Silencieux, Robb écoutait ce que le Nordien avait à dire, ne lui offrant aucun indice sur ce qu’il pensait de sa demande avant qu’il ait terminé. Il demandait beaucoup, evidemment, c’était le lot de la plupart des transfuges quelque peu utiles. Il fallait qu’ils soient persuadés de tenir la seule solution pour l’ennemi, sans quoi il était certain qu’ils ne serviraient à rien, et le Régent n’aurait pas perdu son temps à recevoir un homme sans réel intérêt. Le Cerf n’ignorait effectivement pas l’hostilité à peine voilée qui régnait entre le Loup et l’Ecorché, les relations entre les seigneurs et leurs suzerains étaient importantes pour pouvoir planifier une stratégie efficace, et chaque information pouvait compter : avant de recevoir le courrier du Bolton, Robb avait prévu que le seigneur ne risquerait pas de perdre son fief, et que si celui-ci était attaqué, il était probable qu’il quitte l’ost Stark pour venir le défendre ; le défaire seul aurait été aisé, et le Loup se serait trouvé amputé d’autant de troupes, simplement parce que les deux hommes ne s’appréciaient pas et ne s’accordaient pas de réelle loyauté. Il n’avait cependant pas prévu que cette rivalité pourrait amener Roderik à trahir ouvertement son suzerain, et l’opportunité était trop belle pour que le Baratheon lui ôte directement toute illusion sur sa demande.

Moat Cailin avait donc déjà été approvisionnée en hommes, ultime preuve que Jorah voulait sa guerre, s’il était nécessaire d’en avoir une supplémentaire. L’endroit en lui-même importait peu à Robb, il n’avait jamais même imaginé passer par là, l’endroit était considéré imprenable à juste titre. En revanche, savoir que les meilleurs éléments du Loup y étaient postés était une information de valeur. Les hommes de son beau-frère étaient en route vers l’engorgement, avec pour seule instruction de s’assurer que personne ne passe du Nord au Sud sans y être autorisé par le Roi. Il n’y aurait pas d’attaque, mais la présence de forces armées empêcherait celles du Nord de quitter leur poste, sans risquer d’être pris entre deux fronts. Le passage qu’ils croyaient défendre deviendrait la raison de leur défaite prématurée. Jusqu’à présent, le Bolton était arrivé aux mêmes conclusions que lui : il faudrait à son Ost débarquer en plein milieu du territoire ennemi, et sécuriser la zone suffisamment pour que vivres et matériel soient débarqués et l’armée prête à marcher. Plusieurs lieux avaient été évoqués, mais celui de Blancport, pourtant idéal, avait rapidement été écarté : port principal de la région, il était probable d’y trouver la flotte nordienne, aussi peu nombreuse devait-elle être, ainsi qu’une garnison importante qui infligerait de lourds dommages à la force d’invasion. On avait alors préféré des plages peu habitées, situées suffisamment loin des places fortes principales mais proches de bastions mineurs qui pourraient être utiles pendant le débarquement.
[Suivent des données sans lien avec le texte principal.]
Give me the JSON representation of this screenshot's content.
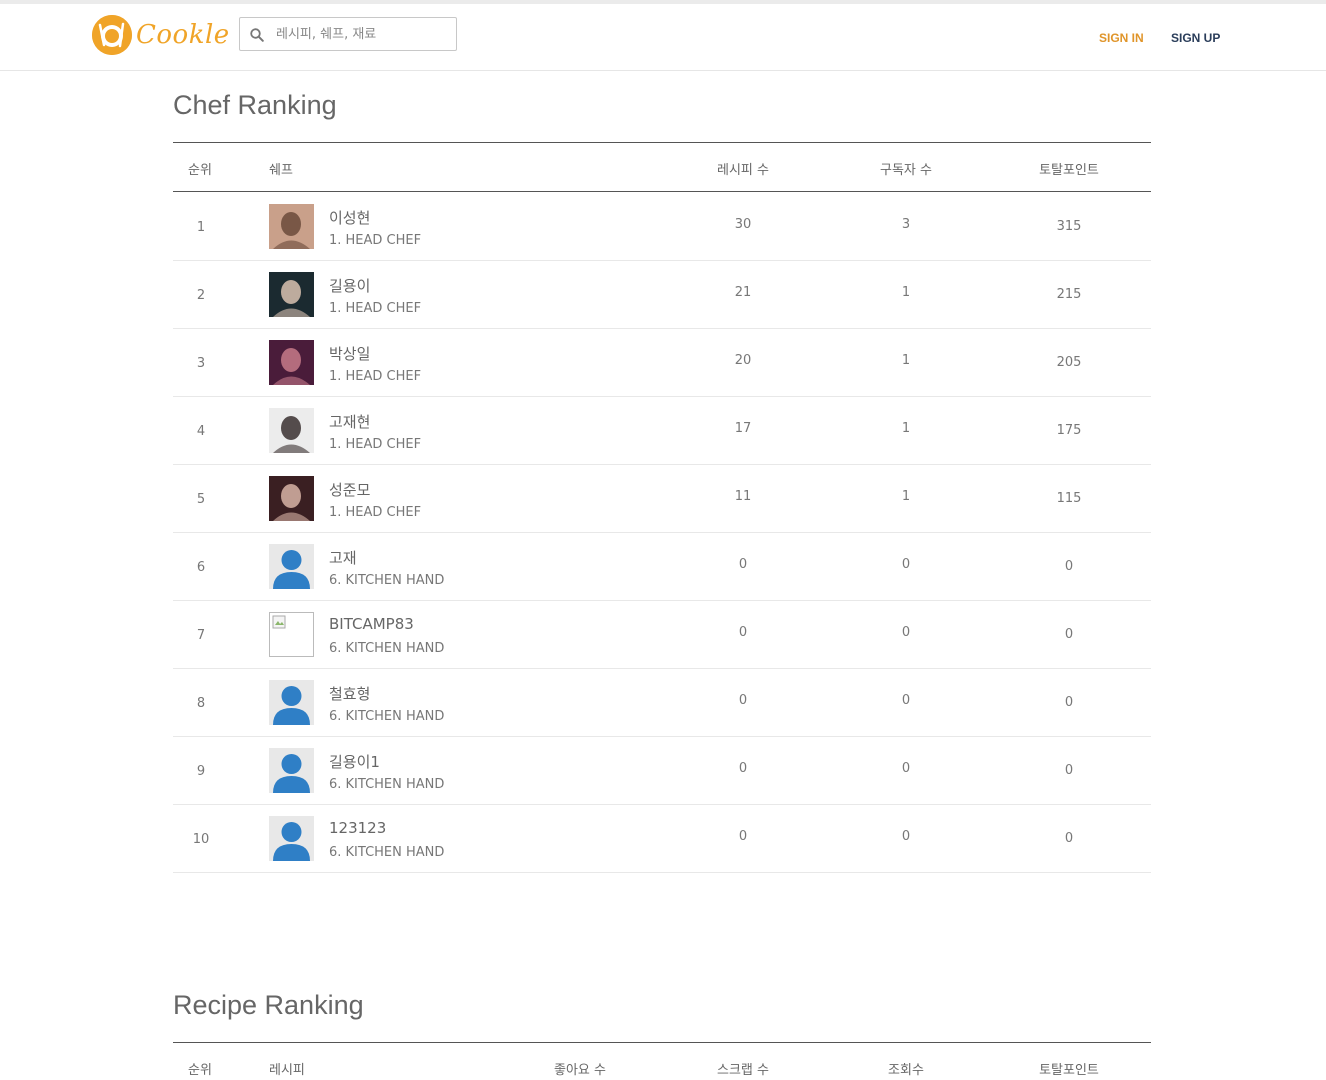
{
  "header": {
    "logo_text": "Cookle",
    "search_placeholder": "레시피, 쉐프, 재료",
    "sign_in": "SIGN IN",
    "sign_up": "SIGN UP"
  },
  "chef_ranking": {
    "title": "Chef Ranking",
    "columns": {
      "rank": "순위",
      "chef": "쉐프",
      "recipes": "레시피 수",
      "subscribers": "구독자 수",
      "points": "토탈포인트"
    },
    "rows": [
      {
        "rank": "1",
        "name": "이성현",
        "grade": "1. HEAD CHEF",
        "recipes": "30",
        "subscribers": "3",
        "points": "315",
        "avatar": "photo"
      },
      {
        "rank": "2",
        "name": "길용이",
        "grade": "1. HEAD CHEF",
        "recipes": "21",
        "subscribers": "1",
        "points": "215",
        "avatar": "photo"
      },
      {
        "rank": "3",
        "name": "박상일",
        "grade": "1. HEAD CHEF",
        "recipes": "20",
        "subscribers": "1",
        "points": "205",
        "avatar": "photo"
      },
      {
        "rank": "4",
        "name": "고재현",
        "grade": "1. HEAD CHEF",
        "recipes": "17",
        "subscribers": "1",
        "points": "175",
        "avatar": "photo"
      },
      {
        "rank": "5",
        "name": "성준모",
        "grade": "1. HEAD CHEF",
        "recipes": "11",
        "subscribers": "1",
        "points": "115",
        "avatar": "photo"
      },
      {
        "rank": "6",
        "name": "고재",
        "grade": "6. KITCHEN HAND",
        "recipes": "0",
        "subscribers": "0",
        "points": "0",
        "avatar": "default"
      },
      {
        "rank": "7",
        "name": "BITCAMP83",
        "grade": "6. KITCHEN HAND",
        "recipes": "0",
        "subscribers": "0",
        "points": "0",
        "avatar": "broken"
      },
      {
        "rank": "8",
        "name": "철효형",
        "grade": "6. KITCHEN HAND",
        "recipes": "0",
        "subscribers": "0",
        "points": "0",
        "avatar": "default"
      },
      {
        "rank": "9",
        "name": "길용이1",
        "grade": "6. KITCHEN HAND",
        "recipes": "0",
        "subscribers": "0",
        "points": "0",
        "avatar": "default"
      },
      {
        "rank": "10",
        "name": "123123",
        "grade": "6. KITCHEN HAND",
        "recipes": "0",
        "subscribers": "0",
        "points": "0",
        "avatar": "default"
      }
    ]
  },
  "recipe_ranking": {
    "title": "Recipe Ranking",
    "columns": {
      "rank": "순위",
      "recipe": "레시피",
      "likes": "좋아요 수",
      "scraps": "스크랩 수",
      "views": "조회수",
      "points": "토탈포인트"
    }
  },
  "colors": {
    "accent": "#f0a428",
    "sign_up": "#2a3d5a",
    "default_avatar": "#2f7fc6"
  }
}
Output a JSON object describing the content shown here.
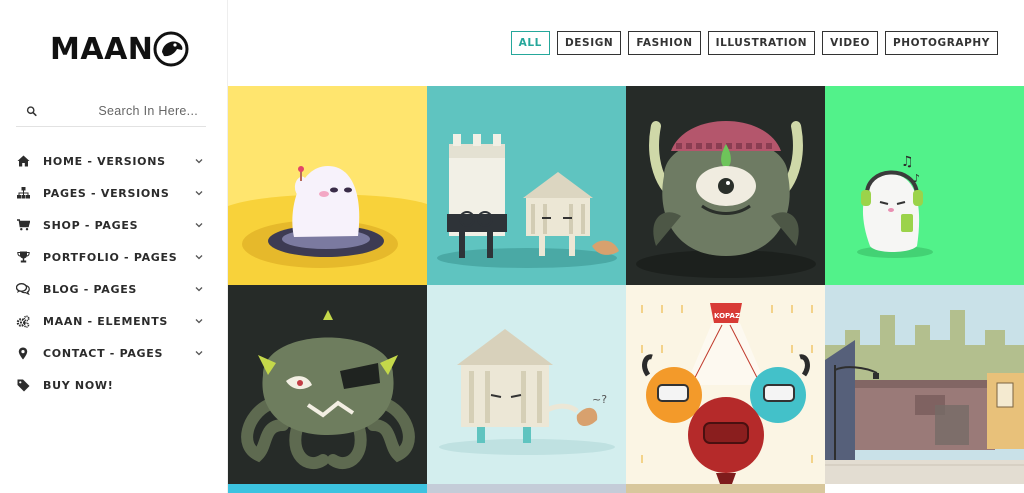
{
  "brand": {
    "logo_text": "MAAN"
  },
  "search": {
    "placeholder": "Search In Here..."
  },
  "menu": [
    {
      "label": "HOME - VERSIONS",
      "icon": "home-icon",
      "has_submenu": true
    },
    {
      "label": "PAGES - VERSIONS",
      "icon": "sitemap-icon",
      "has_submenu": true
    },
    {
      "label": "SHOP - PAGES",
      "icon": "cart-icon",
      "has_submenu": true
    },
    {
      "label": "PORTFOLIO - PAGES",
      "icon": "trophy-icon",
      "has_submenu": true
    },
    {
      "label": "BLOG - PAGES",
      "icon": "comments-icon",
      "has_submenu": true
    },
    {
      "label": "MAAN - ELEMENTS",
      "icon": "cogs-icon",
      "has_submenu": true
    },
    {
      "label": "CONTACT - PAGES",
      "icon": "map-marker-icon",
      "has_submenu": true
    },
    {
      "label": "BUY NOW!",
      "icon": "tag-icon",
      "has_submenu": false
    }
  ],
  "filters": [
    {
      "label": "ALL",
      "active": true
    },
    {
      "label": "DESIGN",
      "active": false
    },
    {
      "label": "FASHION",
      "active": false
    },
    {
      "label": "ILLUSTRATION",
      "active": false
    },
    {
      "label": "VIDEO",
      "active": false
    },
    {
      "label": "PHOTOGRAPHY",
      "active": false
    }
  ],
  "colors": {
    "accent": "#25a79b",
    "tile_yellow": "#ffe56e",
    "tile_teal": "#5fc4c0",
    "tile_dark": "#262b28",
    "tile_green": "#52f28a",
    "tile_pale_blue": "#d3eeee",
    "tile_cream": "#fbf5e4",
    "tile_sky": "#c9e1e8"
  },
  "portfolio": [
    {
      "name": "ghost-float-illustration"
    },
    {
      "name": "buildings-characters-illustration"
    },
    {
      "name": "green-monster-illustration"
    },
    {
      "name": "headphones-ghost-illustration"
    },
    {
      "name": "octopus-pirate-illustration"
    },
    {
      "name": "house-character-illustration"
    },
    {
      "name": "monster-trio-illustration"
    },
    {
      "name": "city-street-illustration"
    }
  ]
}
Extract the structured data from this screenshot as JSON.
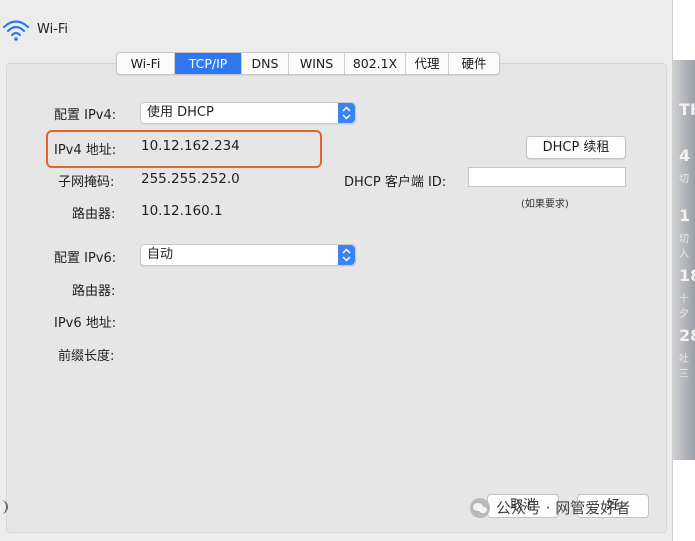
{
  "window": {
    "title": "Wi-Fi"
  },
  "tabs": [
    {
      "label": "Wi-Fi",
      "active": false
    },
    {
      "label": "TCP/IP",
      "active": true
    },
    {
      "label": "DNS",
      "active": false
    },
    {
      "label": "WINS",
      "active": false
    },
    {
      "label": "802.1X",
      "active": false
    },
    {
      "label": "代理",
      "active": false
    },
    {
      "label": "硬件",
      "active": false
    }
  ],
  "ipv4": {
    "config_label": "配置 IPv4:",
    "config_value": "使用 DHCP",
    "address_label": "IPv4 地址:",
    "address_value": "10.12.162.234",
    "subnet_label": "子网掩码:",
    "subnet_value": "255.255.252.0",
    "router_label": "路由器:",
    "router_value": "10.12.160.1"
  },
  "dhcp": {
    "renew_button": "DHCP 续租",
    "client_id_label": "DHCP 客户端 ID:",
    "client_id_value": "",
    "client_id_hint": "(如果要求)"
  },
  "ipv6": {
    "config_label": "配置 IPv6:",
    "config_value": "自动",
    "router_label": "路由器:",
    "address_label": "IPv6 地址:",
    "prefix_label": "前缀长度:"
  },
  "footer": {
    "cancel_button": "取消",
    "ok_button": "好",
    "watermark": "公众号 · 网管爱好者"
  },
  "right_strip": [
    "TH",
    "4",
    "切",
    "1",
    "切入",
    "18",
    "十夕",
    "28",
    "吐三"
  ],
  "colors": {
    "accent": "#2f78ef",
    "highlight": "#e4632f"
  }
}
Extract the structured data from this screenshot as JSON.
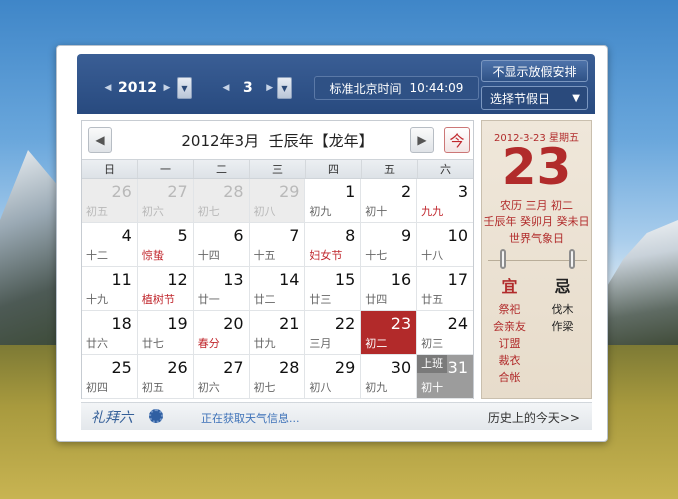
{
  "toolbar": {
    "year": "2012",
    "month": "3",
    "time_label": "标准北京时间",
    "time_value": "10:44:09",
    "holiday_toggle_label": "不显示放假安排",
    "holiday_select_label": "选择节假日"
  },
  "calendar": {
    "title": "2012年3月  壬辰年【龙年】",
    "today_button_label": "今",
    "weekdays": [
      "日",
      "一",
      "二",
      "三",
      "四",
      "五",
      "六"
    ],
    "rows": [
      [
        {
          "day": "26",
          "lunar": "初五",
          "state": "other"
        },
        {
          "day": "27",
          "lunar": "初六",
          "state": "other"
        },
        {
          "day": "28",
          "lunar": "初七",
          "state": "other"
        },
        {
          "day": "29",
          "lunar": "初八",
          "state": "other"
        },
        {
          "day": "1",
          "lunar": "初九",
          "state": "normal"
        },
        {
          "day": "2",
          "lunar": "初十",
          "state": "normal"
        },
        {
          "day": "3",
          "lunar": "九九",
          "state": "weekend",
          "festival": true
        }
      ],
      [
        {
          "day": "4",
          "lunar": "十二",
          "state": "weekend"
        },
        {
          "day": "5",
          "lunar": "惊蛰",
          "state": "normal",
          "festival": true
        },
        {
          "day": "6",
          "lunar": "十四",
          "state": "normal"
        },
        {
          "day": "7",
          "lunar": "十五",
          "state": "normal"
        },
        {
          "day": "8",
          "lunar": "妇女节",
          "state": "normal",
          "festival": true
        },
        {
          "day": "9",
          "lunar": "十七",
          "state": "normal"
        },
        {
          "day": "10",
          "lunar": "十八",
          "state": "weekend"
        }
      ],
      [
        {
          "day": "11",
          "lunar": "十九",
          "state": "weekend"
        },
        {
          "day": "12",
          "lunar": "植树节",
          "state": "normal",
          "festival": true
        },
        {
          "day": "13",
          "lunar": "廿一",
          "state": "normal"
        },
        {
          "day": "14",
          "lunar": "廿二",
          "state": "normal"
        },
        {
          "day": "15",
          "lunar": "廿三",
          "state": "normal"
        },
        {
          "day": "16",
          "lunar": "廿四",
          "state": "normal"
        },
        {
          "day": "17",
          "lunar": "廿五",
          "state": "weekend"
        }
      ],
      [
        {
          "day": "18",
          "lunar": "廿六",
          "state": "weekend"
        },
        {
          "day": "19",
          "lunar": "廿七",
          "state": "normal"
        },
        {
          "day": "20",
          "lunar": "春分",
          "state": "normal",
          "festival": true
        },
        {
          "day": "21",
          "lunar": "廿九",
          "state": "normal"
        },
        {
          "day": "22",
          "lunar": "三月",
          "state": "normal"
        },
        {
          "day": "23",
          "lunar": "初二",
          "state": "today"
        },
        {
          "day": "24",
          "lunar": "初三",
          "state": "weekend"
        }
      ],
      [
        {
          "day": "25",
          "lunar": "初四",
          "state": "weekend"
        },
        {
          "day": "26",
          "lunar": "初五",
          "state": "normal"
        },
        {
          "day": "27",
          "lunar": "初六",
          "state": "normal"
        },
        {
          "day": "28",
          "lunar": "初七",
          "state": "normal"
        },
        {
          "day": "29",
          "lunar": "初八",
          "state": "normal"
        },
        {
          "day": "30",
          "lunar": "初九",
          "state": "normal"
        },
        {
          "day": "31",
          "lunar": "初十",
          "state": "shift",
          "badge": "上班"
        }
      ]
    ]
  },
  "detail": {
    "date_line": "2012-3-23 星期五",
    "big_day": "23",
    "lunar_line": "农历 三月 初二",
    "ganzhi_line": "壬辰年 癸卯月 癸未日",
    "weather_line": "世界气象日",
    "yi_label": "宜",
    "ji_label": "忌",
    "yi_items": [
      "祭祀",
      "会亲友",
      "订盟",
      "裁衣",
      "合帐"
    ],
    "ji_items": [
      "伐木",
      "作梁"
    ]
  },
  "footer": {
    "logo_text": "礼拜六",
    "weather_status": "正在获取天气信息...",
    "history_link": "历史上的今天>>"
  },
  "colors": {
    "accent_red": "#b22a2a",
    "toolbar_blue": "#284a7f",
    "weekend_blue": "#1d4ea0"
  }
}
La solution proposée par Roderik, cependant, dépassait en terme de bénéfice les meilleures estimations de Robb et de ses commandants. Débarquer à Blancport sans aucune résistance, et ôter à Jorah Stark trois des osts les plus importants de son armée, la réduisant, dans le pire des cas, du quart au moins. Mieux encore, s’adjoindre des hommes qui connaissaient le terrain, et qui avaient tout intérêt à voir les ennemis du Cerf détruits, ne fut-ce que pour ne pas avoir à craindre le courroux de ceux qu’ils avaient trahi après une défaite. Non, Roderik Bolton n’offrait pas la seule possibilité de victoire, mais il offrait certainement la meilleure. Par réflexe, plus que pour réellement se réchauffer, Robb approcha une main du feu de la torche, gardant le silence quelques secondes avant d’offrir une réponse au nordien, probablement pas aussi enthousiaste que ce à quoi il s’attendait avec une telle proposition.

« Mon père craignait que quelque chose de ce genre finirait par arriver. Que notre victoire contre Maegor finirait par laisser croire aux autres suzerains qu’eux aussi pouvaient défier le pouvoir royal, et qu’ils pouvaient prévaloir. Il craignait les conséquences de ce que nous accomplissions, autant qu’il le jugeait plus que nécessaire. C’était une problématique qu’il aurait préféré ne jamais devoir gérer, en cela les Dieux l’ont entendu… Mais la chose m’incombe, désormais, et je doute que Jorah Stark mesure toute l’ampleur de l’erreur qu’il a commise en déclarant son indépendance. A vrai dire, je doute que quiconque s’en doute réellement, hormis moi-même. On m’a dit que vous étiez un homme pragmatique, monseigneur Bolton, aussi je vais vous imiter, et aller droit au but : votre offre est insuffisante pour ce que vous demandez. »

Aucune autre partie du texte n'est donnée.